École Supérieure d’Économie John F. Kennedy :La cyber-sécurité, une nécessite incontournable

L’École Supérieure d’Économie d’Oran John F. Kennedy, a abrité mercredi dernier, une journée scientifique et professionnelle intitulée «Inclusion financière, Fintech et Cyber-sécurité : nouveaux défis et opportunités pour les banques Algériennes».
Cette manifestation scientifique, organisée par l’École Supérieure en partenariat avec Natixis Algérie, a réuni des experts du secteur bancaire, des professionnels de la finance, des universitaires, des étudiants et des représentants d’institutions financières, d’entreprises publiques et privées pour échanger sur les enjeux actuels que représentent l’inclusion financière, les technologies financières (Fintech) et la cyber-sécurité en Algérie.
«La mise en place d’une cyber-sécurité solide est une nécessité incontournable dans une période marquée par un développement de nouveaux produits et services financiers grâce à l’introduction de technologies de plus en plus avancées et innovantes», a souligné la directrice de l’École Supérieure d’Économie, Khalissa Semaoun. De son côté, Karim Kiared, Consultant en stratégie et transformation numérique et ancien DG de l’École Supérieure des Affaires (ESSA) a affirmé que «la cyber-sécurité est une affaire de tous, pas seulement des institutions ».
Les participants ont insisté sur la nécessité de multiplier les initiatives pour accroître la confiance numérique et le niveau des cyber-sécurités des institutions et des entreprises. L’idée est de réaliser des actions concrètes contre les cyber-menaces. La réflexion doit concerner l’ensemble des institutions publiques, mais également les grands acteurs privés. Il s’agit de prendre en compte les menaces liées à la profonde et rapide mutation numérique, mais également celles qui concernent la protection des données sensibles. D’où la nécessité de mettre en place une stratégie visant à identifier les menaces et améliorer la maturité de l’ensemble des acteurs en matière de cyber-sécurité. La stratégie doit prévoir aussi la mise en œuvre de processus coordonnés basés sur divers piliers basés sur la prévention.
Risques digitaux
La numérisation qui a apporté des progrès à toutes les activités institutionnelles et économiques, a entrainé Il s’agit cependant d’une mutation de fond qui s’accélère, se complexifie et dont les aspects positifs sont malheureusement accompagnés de nombreux risques. Outre les dangers inhérents aux dysfonctionnements courants de tout système technique ou infrastructure, divers acteurs malveillants ont parfaitement assimilé les gains financiers, voire stratégiques, qu’ils peuvent obtenir en lançant des cyberattaques contre des cibles institutionnelles, économiques ou contre des particuliers.
Dès lors, la cyber-sécurité est devenue une question essentielle pour les pouvoirs publics, les entreprises et des particuliers. La stratégie de cyber-sécurité devra être construite en collaboration avec divers acteurs concernés dans une approche collaborative qui puisse garantir une conception collective permettant d’intégrer les besoins tous en la matière. L’une des solutions est de sensibiliser tous azimuts la population aux risques digitaux.

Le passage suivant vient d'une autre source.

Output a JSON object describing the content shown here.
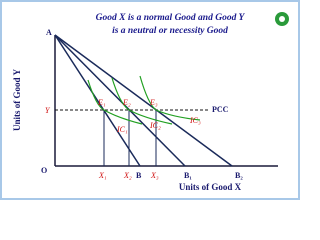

L’autre volet traité durant cette manifestation scientifique est l’inclusion financière qui demeure l’un des défis majeurs en Algérie, où une large part de la population reste non bancarisée ou sous-bancarisée. Yazid Benmouhoub, directeur général de la bourse d’Alger, a estimé que la digitalisation est une opportunité pour « assécher les liquidités du marché parallèle ». L’écosystème financier offre un vaste potentiel inexploité pour les banques. Ces dernières, par leur approche digitale, représentent une opportunité commerciale considérable dans un contexte où les besoins de services financiers sont croissants. Le paysage des transactions financières est encore largement dominé par les paiements en espèces. Cette dépendance au cash est symptomatique d’un manque d’accès aux infrastructures financières modernes, ainsi que d’une méfiance persistante envers les institutions financières classiques. Cependant, ce défi constitue également une opportunité pour les banques qui cherchent à capter cette population non desservie.